Flooded street on Sept. 29, 2015. in Miami Beach, Florida, which engaged in a five-year, $400 million storm water pump program. Joe Raedle | Getty Images News | Getty Images
Key points
  • A new study used Twitter posts to measure the frequency of minor and recurring floods — also known as nuisance flooding — along the United States’ East and Gulf Coasts.
  • The study found that this type of flooding is more common in 22 counties than official data would suggest. These counties include major cities such as New York, Miami and Boston, which combined have a population of more than 13 million people.
  • “Coastal floods and inundation are projected to produce some of the primary social impacts of climate change, imposing significant costs on communities around the world,” the report said.
Minor and recurring floods — also known as nuisance flooding — may be more frequent than official figures would suggest, according to a new study published by Nature Communications.
The study focusing on flood levels along the U.S. East and Gulf Coasts found that 22 counties experience nuisance flooding at water levels much lower than what an official gauge would register as a flood. Cities in the counties include New York, Miami and Boston, which have a combined population of over 13 million people.
“Our analysis implies that large populations might currently be exposed to nuisance flooding not identified via standard measures,” said the report by Frances C. Moore of the University of California, Davis’ Department of Environmental Science and Policy and Nick Obradovich of the Max Plank Institute for Human Development in Berlin.
To conduct their analysis, the scientists turned to Twitter.
As the climate crisis intensifies and natural disasters become more frequent and powerful, scientists are increasingly turning to social media as a way to assess the damage and impact on a more localized scale.
In this case, Twitter was useful because the 3,700 miles of the East and Gulf Coasts have only about 132 tidal gauge stations. This means it’s difficult to measure the impact of changing water levels on specific areas.
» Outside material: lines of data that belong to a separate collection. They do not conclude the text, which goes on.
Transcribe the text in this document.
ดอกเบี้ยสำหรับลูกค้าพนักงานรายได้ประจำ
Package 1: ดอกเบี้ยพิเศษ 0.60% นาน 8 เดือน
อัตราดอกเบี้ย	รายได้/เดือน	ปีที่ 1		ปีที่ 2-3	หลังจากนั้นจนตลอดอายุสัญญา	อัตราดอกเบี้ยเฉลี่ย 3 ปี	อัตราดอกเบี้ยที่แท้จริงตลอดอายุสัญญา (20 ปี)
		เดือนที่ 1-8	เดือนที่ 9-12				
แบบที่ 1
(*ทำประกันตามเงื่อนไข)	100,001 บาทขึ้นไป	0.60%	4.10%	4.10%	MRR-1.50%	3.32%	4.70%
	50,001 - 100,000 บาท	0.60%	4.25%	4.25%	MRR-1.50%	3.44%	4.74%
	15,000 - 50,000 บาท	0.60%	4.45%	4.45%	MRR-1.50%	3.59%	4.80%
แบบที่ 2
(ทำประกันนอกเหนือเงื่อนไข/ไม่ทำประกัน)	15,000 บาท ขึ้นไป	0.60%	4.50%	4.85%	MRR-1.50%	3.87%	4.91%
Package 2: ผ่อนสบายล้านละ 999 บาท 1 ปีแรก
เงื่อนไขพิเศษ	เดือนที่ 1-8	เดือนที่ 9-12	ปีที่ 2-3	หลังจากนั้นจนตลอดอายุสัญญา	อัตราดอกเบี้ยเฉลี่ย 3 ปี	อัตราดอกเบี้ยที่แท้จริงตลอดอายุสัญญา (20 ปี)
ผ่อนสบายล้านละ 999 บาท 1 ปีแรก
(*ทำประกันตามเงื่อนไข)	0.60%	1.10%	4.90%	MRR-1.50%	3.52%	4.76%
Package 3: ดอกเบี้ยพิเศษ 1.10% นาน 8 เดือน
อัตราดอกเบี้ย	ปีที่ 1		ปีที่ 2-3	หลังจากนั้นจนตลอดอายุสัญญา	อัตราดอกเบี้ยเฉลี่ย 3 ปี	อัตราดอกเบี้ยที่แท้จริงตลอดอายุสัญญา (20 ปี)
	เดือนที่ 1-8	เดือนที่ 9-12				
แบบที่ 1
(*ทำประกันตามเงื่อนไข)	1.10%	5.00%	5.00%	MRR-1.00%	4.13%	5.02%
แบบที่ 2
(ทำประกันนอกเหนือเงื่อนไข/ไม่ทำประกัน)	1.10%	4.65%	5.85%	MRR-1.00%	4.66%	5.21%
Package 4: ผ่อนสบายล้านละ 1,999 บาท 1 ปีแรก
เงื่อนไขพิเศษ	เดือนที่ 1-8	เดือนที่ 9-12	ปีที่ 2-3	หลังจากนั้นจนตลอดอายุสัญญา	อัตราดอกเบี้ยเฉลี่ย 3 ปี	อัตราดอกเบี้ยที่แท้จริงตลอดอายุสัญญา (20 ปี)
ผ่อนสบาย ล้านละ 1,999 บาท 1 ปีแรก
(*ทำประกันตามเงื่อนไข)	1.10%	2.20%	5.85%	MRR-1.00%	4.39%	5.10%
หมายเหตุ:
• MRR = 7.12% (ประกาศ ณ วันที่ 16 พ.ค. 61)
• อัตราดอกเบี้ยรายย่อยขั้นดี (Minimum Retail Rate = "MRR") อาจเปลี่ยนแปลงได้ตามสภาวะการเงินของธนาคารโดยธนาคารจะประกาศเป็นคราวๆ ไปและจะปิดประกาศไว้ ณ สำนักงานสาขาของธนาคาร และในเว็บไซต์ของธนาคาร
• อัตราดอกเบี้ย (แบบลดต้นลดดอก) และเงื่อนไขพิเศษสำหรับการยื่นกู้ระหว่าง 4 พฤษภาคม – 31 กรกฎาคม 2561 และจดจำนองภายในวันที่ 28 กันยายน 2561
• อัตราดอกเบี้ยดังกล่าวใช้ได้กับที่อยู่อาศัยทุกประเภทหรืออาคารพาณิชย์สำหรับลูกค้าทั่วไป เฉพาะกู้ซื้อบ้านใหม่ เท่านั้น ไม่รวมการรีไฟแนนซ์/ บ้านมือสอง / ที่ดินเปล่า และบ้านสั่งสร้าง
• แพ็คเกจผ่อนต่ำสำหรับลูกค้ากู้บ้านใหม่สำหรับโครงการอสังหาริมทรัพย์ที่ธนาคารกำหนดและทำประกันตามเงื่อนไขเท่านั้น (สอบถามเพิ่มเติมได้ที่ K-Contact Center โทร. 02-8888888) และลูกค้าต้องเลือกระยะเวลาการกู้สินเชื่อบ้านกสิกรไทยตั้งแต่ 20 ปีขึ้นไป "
“The extent of flooding may be highly variable within a small geographic area, depending on local topography,” the scientists said. Additionally, the consequences of higher water levels vary across regions. For instance, two areas could experience the same amount of flooding, but one could include a frequently trafficked road, while the other could be on farmland.
Given the geographic reach of Twitter, as well as the volume and location-specific nature of tweets, the platform can be used to track “nuisance coastal flooding that is both more regular and less consequential,” the researchers said. Because the consequences of this type of flood are annoying rather than deadly, they’re not always measured or recorded.
Two cars are caught by a wave coming over the seawall as heavy seas come ashore in Winthrop, Mass., in 2018. Michael Dwyer | AP
The scientists analyzed 5 million tweets between March 2014 and November 2016 that mentioned flood-related terms and were located in a county along the shoreline.
To monitor changes in Twitter activity, they defined a “remarkable threshold” for coastal flooding as when county-specific Twitter posts increased by 25%. They then compared this data with official flood records. “Minor tidal flooding that is remarkable to residents happens at a tide height different from that defining minor coastal flooding,” the scientists concluded.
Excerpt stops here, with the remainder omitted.